Les données épidémiologiques confirment une progression préoccupante du cancer du côlon, notamment chez les moins de 50 ans, alors même que les recommandations nutritionnelles sont connues. Or, le lien entre alimentation, cancer du côlon et cancer colorectal s’appuie désormais sur des chiffres solides, des études internationales et des prises de position d’experts publiées dans des médias nationaux ces derniers jours.

Cancer du côlon et cancer colorectal : pourquoi les fibres restent le pilier oublié

Le cancer du côlon, qui représente une large part du cancer colorectal, est aujourd’hui au cœur des préoccupations sanitaires, d’autant plus que son incidence augmente chez les jeunes adultes. Selon une analyse relayée par SciencePost le 28 février 2026, les mutations associées à la toxine colibactine étaient « 3,3 fois plus fréquentes chez les moins de 40 ans que chez les plus de 70 ans ». Cette donnée, issue d’une étude publiée dans Nature, éclaire un mécanisme biologique plausible du cancer colorectal précoce. Cependant, parallèlement à ces découvertes, les experts rappellent que le cancer du côlon demeure fortement influencé par l’environnement alimentaire, et notamment par l’apport en fibres.

Or, la majorité des adultes consomment entre 15 et 20 grammes de fibres par jour, alors que les recommandations situent l’objectif entre 25 et 30 grammes quotidiens.

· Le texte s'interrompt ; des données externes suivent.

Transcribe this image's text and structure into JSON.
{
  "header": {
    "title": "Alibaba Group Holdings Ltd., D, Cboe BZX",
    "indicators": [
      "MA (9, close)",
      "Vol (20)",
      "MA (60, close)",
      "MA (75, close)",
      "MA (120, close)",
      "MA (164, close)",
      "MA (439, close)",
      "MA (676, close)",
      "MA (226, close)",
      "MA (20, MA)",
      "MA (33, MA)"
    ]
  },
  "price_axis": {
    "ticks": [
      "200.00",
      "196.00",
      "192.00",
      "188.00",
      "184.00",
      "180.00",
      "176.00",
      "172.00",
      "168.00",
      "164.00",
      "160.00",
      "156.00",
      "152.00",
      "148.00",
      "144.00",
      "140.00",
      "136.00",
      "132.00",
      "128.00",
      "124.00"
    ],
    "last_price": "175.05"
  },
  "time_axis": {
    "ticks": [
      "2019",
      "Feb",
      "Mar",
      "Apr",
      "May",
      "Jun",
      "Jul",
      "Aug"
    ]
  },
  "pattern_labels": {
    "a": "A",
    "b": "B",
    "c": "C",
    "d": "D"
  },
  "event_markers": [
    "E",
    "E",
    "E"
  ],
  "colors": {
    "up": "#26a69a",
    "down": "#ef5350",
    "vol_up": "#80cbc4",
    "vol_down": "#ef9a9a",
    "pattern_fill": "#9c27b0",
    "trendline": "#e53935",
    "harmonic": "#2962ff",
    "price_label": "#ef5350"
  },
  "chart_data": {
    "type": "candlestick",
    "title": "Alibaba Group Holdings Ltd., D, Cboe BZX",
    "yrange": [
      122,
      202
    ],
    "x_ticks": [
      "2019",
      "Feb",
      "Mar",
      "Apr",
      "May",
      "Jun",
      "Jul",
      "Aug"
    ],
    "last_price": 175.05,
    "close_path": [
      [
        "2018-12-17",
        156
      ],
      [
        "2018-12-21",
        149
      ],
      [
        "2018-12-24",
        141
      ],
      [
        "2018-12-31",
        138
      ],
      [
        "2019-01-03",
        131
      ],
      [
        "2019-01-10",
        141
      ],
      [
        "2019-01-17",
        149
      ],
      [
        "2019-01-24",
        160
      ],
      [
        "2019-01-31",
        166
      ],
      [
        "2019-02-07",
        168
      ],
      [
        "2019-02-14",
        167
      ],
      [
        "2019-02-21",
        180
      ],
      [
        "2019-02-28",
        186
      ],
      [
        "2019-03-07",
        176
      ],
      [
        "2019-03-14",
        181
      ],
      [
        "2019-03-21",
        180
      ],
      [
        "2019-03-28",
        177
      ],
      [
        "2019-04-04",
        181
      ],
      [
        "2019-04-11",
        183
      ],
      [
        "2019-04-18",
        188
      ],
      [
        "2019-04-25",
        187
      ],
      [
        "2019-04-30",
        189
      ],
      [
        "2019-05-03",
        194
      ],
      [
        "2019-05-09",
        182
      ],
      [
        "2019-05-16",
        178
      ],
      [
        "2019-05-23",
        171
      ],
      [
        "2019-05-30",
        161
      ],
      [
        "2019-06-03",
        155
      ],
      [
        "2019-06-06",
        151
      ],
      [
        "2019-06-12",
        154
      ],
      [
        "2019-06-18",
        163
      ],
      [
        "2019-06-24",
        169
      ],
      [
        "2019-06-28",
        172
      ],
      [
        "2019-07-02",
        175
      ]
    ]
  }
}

Ce déficit chronique entretient un terrain défavorable au cancer du côlon, car les fibres accélèrent le transit et réduisent le temps de contact entre la muqueuse intestinale et des substances potentiellement cancérogènes. « Des preuves solides montrent que les régimes riches en fibres réduisent les risques de cancer du côlon », explique Karen Collins, diététicienne agréée et conseillère en nutrition auprès de l’Institut américain pour la recherche contre le cancer, dans Pleine Vie le 2 mars 2026. Ainsi, le cancer colorectal apparaît étroitement lié à la qualité de l’alimentation quotidienne, bien plus qu’à un simple facteur génétique isolé.

Combien de fibres viser pour réduire le risque de cancer colorectal

Pour agir contre le cancer du côlon, la cible chiffrée est claire. Les autorités nutritionnelles recommandent un minimum de 25 grammes de fibres par jour, avec un objectif optimal proche de 30 grammes. Pourtant, l’écart observé en France demeure significatif, et cela expose davantage au cancer colorectal. D’après des études internationales relayées par E3N Générations en 2025, les personnes consommant le plus de fibres présentent jusqu’à 25 % de risque en moins de développer un cancer colorectal par rapport à celles qui en consomment le moins. Cette réduction du risque n’est pas marginale ; au contraire, elle représente un levier majeur de prévention du cancer du côlon.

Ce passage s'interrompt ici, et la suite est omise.